There is not much information about her Indian roots, but Nabeela said in an interview that her father immigrated to the US in 1989. “He worked his way up, was able to bring my mom here… his definition of success probably looks like building a life in a foreign country just so that he could give his future children as many opportunities as possible,” she told Ayra Mudessir in the Grow Wealthy podcast.
Growing up in Palantine, an upper-middle-class neighbourhood in Illinois, Nabeela said that she felt disconnected from politics as a child initially. Though that gradually changed, the turning point was Donald Trump’s presidential election in 2016.
“Once Trump was elected, the whole campaigning beforehand and seeing the kind of dangerous rhetoric he was using… that kind of tipped me over the edge,” she told Mudessir. “It was the Trump presidency that took me from not only do we have to be engaged with politics but we have to actually partake in it because if we don’t, other folks are going to write the narrative.”
Progressive platform
The political science graduate from the University of California, Berkeley, ran on a progressive platform, pledging to protect women’s access to healthcare and abortion, make prescription drugs more affordable, increase support for public schools, ban military-style assault weapons, and enact common-sense gun safety measures.
“I had to do active shooter drills. Future generations should not have to,” she told The Trace, a US-based gun news website, recounting feeling terrified while participating in one such drill when she was in the third grade.
Prior to her foray into active politics, she had served as the campaign manager for the election to the school board, worked with several non-profits working on different aspects of elections, including raising money for female Democratic candidates. A champion debater, she also coached her high school debate team for over two years.
Challenges galore
Her entry into politics was aided partly by the Covid-19 pandemic, which saw the 23-year-old move back home for online classes in the final year of college. During this period, Nabeela and her high school friend-turned-campaign manager Anusha Thotakura contemplated running for office, Barnum said in the Ground Game podcast.
However, an unexpected liver donation surgery complicated the issue.
In a letter on organ donation published on the Chicago Tribune website on February 14, Nabeela wrote of her experience.
“Last June, while scrolling through social media, I read a tweet from an old friend that made me stop. In the tweet, he shared that his brother had a severe liver condition. After months on the donor registry for a liver transplant, his family was looking for a living donor to help save his brother’s life. I, along with over 100 Twitter users, expressed interest through a form. I didn’t expect to be a match. But after doctors at Northwestern ran several tests, I was notified that I was a match — I could help save this person’s life by donating 70% of my liver,” she wrote.

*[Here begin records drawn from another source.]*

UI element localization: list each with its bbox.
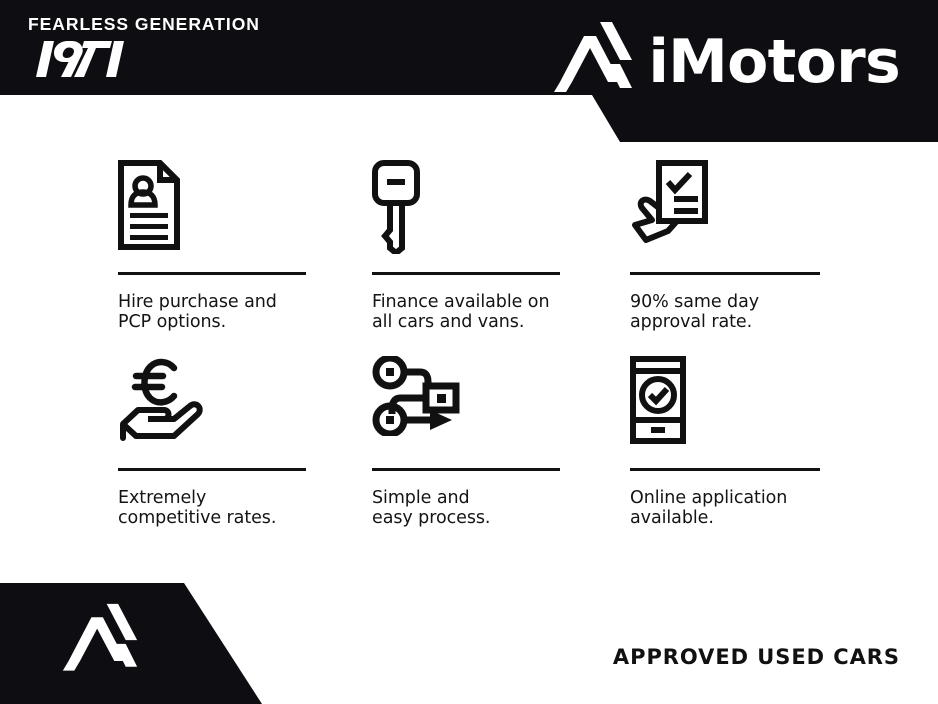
feature-caption: Extremely competitive rates.	[118, 489, 313, 529]
card-divider	[372, 468, 560, 471]
header-tagline: FEARLESS GENERATION	[28, 16, 260, 34]
feature-grid: Hire purchase and PCP options. Finance a…	[0, 160, 938, 552]
card-divider	[118, 468, 306, 471]
feature-row-1: Hire purchase and PCP options. Finance a…	[0, 160, 938, 356]
process-flow-icon	[372, 356, 567, 468]
feature-caption: Simple and easy process.	[372, 489, 567, 529]
header-brand-right: iMotors	[554, 20, 900, 104]
car-key-icon	[372, 160, 567, 272]
header-bar: FEARLESS GENERATION	[0, 0, 938, 142]
mobile-approved-icon	[630, 356, 835, 468]
footer-imotors-chevron-mark-icon	[62, 602, 138, 682]
card-divider	[372, 272, 560, 275]
feature-card-approval-rate: 90% same day approval rate.	[630, 160, 835, 333]
imotors-chevron-mark-icon	[554, 20, 632, 104]
feature-caption: 90% same day approval rate.	[630, 293, 835, 333]
feature-caption: Hire purchase and PCP options.	[118, 293, 313, 333]
card-divider	[118, 272, 306, 275]
feature-card-finance-available: Finance available on all cars and vans.	[372, 160, 567, 333]
feature-card-hire-purchase: Hire purchase and PCP options.	[118, 160, 313, 333]
year-1971-logo	[28, 41, 124, 77]
feature-caption: Online application available.	[630, 489, 835, 529]
brand-name: iMotors	[648, 32, 900, 92]
euro-in-hand-icon	[118, 356, 313, 468]
promo-banner: FEARLESS GENERATION	[0, 0, 938, 704]
feature-row-2: Extremely competitive rates.	[0, 356, 938, 552]
card-divider	[630, 272, 820, 275]
footer-tagline: APPROVED USED CARS	[613, 645, 900, 669]
header-brand-left: FEARLESS GENERATION	[28, 16, 260, 82]
feature-card-online-application: Online application available.	[630, 356, 835, 529]
feature-card-competitive-rates: Extremely competitive rates.	[118, 356, 313, 529]
feature-card-simple-process: Simple and easy process.	[372, 356, 567, 529]
card-divider	[630, 468, 820, 471]
feature-caption: Finance available on all cars and vans.	[372, 293, 567, 333]
hand-holding-checklist-icon	[630, 160, 835, 272]
document-person-icon	[118, 160, 313, 272]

She described the episode as extremely challenging but said that knowing that the person she helped is now able to start his medical residency program has helped her cope.
Growing into the hijab
In the Ground Game podcast, Nabeela spoke of the decision to start wearing a hijab in her freshman year of school, prompting her family to worry if she will be bullied.
“No one in my family really did [wear a hijab],” she said. “I was feeling very close to my religion. I was drawn to wearing a hijab and I feel like that was one of the defining moments of me doing what I wanted to do because I truly believed in it… in me making a decision for myself.”
She said that though her friends were supportive in the early days, the Trump-era America proved difficult. “People made it clear how they felt,” she said of her time as a Muslim-American senior in a predominantly white high school, with classmates who often openly supported Trump.